Sesheta hésitait. Elle dévisagea son interlocuteur, un vieux monsieur au visage lisse. Tenant dans sa main une feuille, il était assis en face d'elle, le dos vouté. Un seul petit mètre d'air les séparait. Les murs de la petite pièce dans laquelle ils se trouvaient tous les deux étaient si rapprochés qu'elle avait l'impression d'étouffer. Ils étaient couverts d'étagères, elles mêmes remplies de documents. Les volets de la seule fenêtre étaient fermés et une petite lumière blafarde venue du plafond éclairait leurs visages.


"Non. On ne sait toujours pas l'effet que ça fait sur les gens.
-Etonnant... le rapport de votre collègue, l'Agent Lutz, donne pourtant des détails.
-Vous m'en direz tant...
-Pardon ?" Le vieux remonta la monture de ses lunettes sur son nez.
"Je veux dire, il a peut-être glané des informations lorsque nous étions séparés. J'étais à la poursuite de la rousse...
-Peut-être. Je lis : Quant au cristal, ou fragment, il semble posséder la capacité de faire ressurgir des souvenirs passés liés à la génitrice de la personne ou créature qui le touche. A son contact prolongé, la victime paraît alors dépossédée de toute faculté d'action positive et se terre dans la mélancolie, gardant le cristal près d'elle comme s'il s'agissait effectivement de la personne chère et perdue. L'effet s'estompe puis disparaît dès l'éloignement du cristal.
-Ah. D'accord."

Sesheta feignait l'étonnement : bien sûr qu'elle savait tout ça.

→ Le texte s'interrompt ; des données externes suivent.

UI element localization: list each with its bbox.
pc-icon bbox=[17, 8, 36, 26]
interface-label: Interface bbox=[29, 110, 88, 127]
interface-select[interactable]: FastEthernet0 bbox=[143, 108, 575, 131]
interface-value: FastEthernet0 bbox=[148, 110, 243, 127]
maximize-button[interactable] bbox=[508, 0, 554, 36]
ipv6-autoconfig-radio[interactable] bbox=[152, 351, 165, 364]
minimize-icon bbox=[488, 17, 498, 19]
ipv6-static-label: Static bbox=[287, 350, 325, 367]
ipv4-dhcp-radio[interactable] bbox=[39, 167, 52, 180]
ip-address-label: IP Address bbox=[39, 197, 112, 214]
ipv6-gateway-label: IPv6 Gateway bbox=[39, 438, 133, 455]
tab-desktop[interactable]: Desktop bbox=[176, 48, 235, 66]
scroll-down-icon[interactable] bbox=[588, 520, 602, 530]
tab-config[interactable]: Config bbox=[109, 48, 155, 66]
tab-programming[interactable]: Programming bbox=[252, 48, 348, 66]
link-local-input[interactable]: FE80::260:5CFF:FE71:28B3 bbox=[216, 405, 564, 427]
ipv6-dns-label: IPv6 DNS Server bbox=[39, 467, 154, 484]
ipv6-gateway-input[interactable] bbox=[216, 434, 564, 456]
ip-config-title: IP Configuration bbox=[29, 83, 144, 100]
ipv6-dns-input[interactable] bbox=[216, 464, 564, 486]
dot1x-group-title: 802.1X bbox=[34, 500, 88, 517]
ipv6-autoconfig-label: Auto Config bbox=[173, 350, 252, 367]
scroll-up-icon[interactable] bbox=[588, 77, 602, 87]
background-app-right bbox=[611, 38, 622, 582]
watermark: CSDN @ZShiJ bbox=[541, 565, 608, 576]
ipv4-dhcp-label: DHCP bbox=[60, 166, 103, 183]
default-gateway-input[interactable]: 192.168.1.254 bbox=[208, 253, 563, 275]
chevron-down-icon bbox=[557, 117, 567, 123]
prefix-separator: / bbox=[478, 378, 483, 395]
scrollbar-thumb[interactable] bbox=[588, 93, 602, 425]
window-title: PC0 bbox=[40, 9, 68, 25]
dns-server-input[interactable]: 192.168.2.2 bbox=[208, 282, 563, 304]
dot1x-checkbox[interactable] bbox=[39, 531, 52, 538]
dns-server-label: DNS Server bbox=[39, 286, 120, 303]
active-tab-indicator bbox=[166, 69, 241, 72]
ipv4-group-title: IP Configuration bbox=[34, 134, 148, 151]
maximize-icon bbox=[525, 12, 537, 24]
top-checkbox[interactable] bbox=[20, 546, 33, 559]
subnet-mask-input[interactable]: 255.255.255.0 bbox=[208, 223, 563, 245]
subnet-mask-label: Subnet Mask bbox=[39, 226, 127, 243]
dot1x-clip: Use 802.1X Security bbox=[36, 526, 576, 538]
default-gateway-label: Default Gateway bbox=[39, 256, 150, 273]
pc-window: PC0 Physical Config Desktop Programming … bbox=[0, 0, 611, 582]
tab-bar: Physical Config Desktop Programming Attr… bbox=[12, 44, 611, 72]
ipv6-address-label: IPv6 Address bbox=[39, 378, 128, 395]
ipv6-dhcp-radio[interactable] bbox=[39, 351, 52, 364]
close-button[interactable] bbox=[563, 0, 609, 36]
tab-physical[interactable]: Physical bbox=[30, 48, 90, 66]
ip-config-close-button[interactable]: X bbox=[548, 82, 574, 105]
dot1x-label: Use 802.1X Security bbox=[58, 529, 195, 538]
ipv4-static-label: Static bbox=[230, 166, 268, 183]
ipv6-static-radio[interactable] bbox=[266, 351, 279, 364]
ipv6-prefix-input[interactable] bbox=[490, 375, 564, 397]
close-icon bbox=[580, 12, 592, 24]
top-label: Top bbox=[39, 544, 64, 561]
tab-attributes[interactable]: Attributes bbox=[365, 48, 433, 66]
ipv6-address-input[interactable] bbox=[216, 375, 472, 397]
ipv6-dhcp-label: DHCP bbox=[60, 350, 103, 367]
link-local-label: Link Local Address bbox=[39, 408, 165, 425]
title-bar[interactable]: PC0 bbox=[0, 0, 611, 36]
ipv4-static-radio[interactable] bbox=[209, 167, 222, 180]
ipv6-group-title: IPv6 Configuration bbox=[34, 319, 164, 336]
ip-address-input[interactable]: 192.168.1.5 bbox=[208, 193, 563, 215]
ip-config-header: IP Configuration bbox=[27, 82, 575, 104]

Mais l'agence secrète pour laquelle elle travaillait, la Brigade d'Investigation des Contes lui cachait des choses, et maintenant qu'elle avait ouvert les yeux, elle était beaucoup plus prudente.


"Aucune idée de l'origine de ce fragment ?
-Non.
-C'est bien regrettable" croassa l'homme avant de tousser. Il la toisa quelques secondes et se pencha encore plus vers elle. Comment faisait-il pour ne pas tomber ? "Vous êtes certaine de n'avoir rien oublié ?"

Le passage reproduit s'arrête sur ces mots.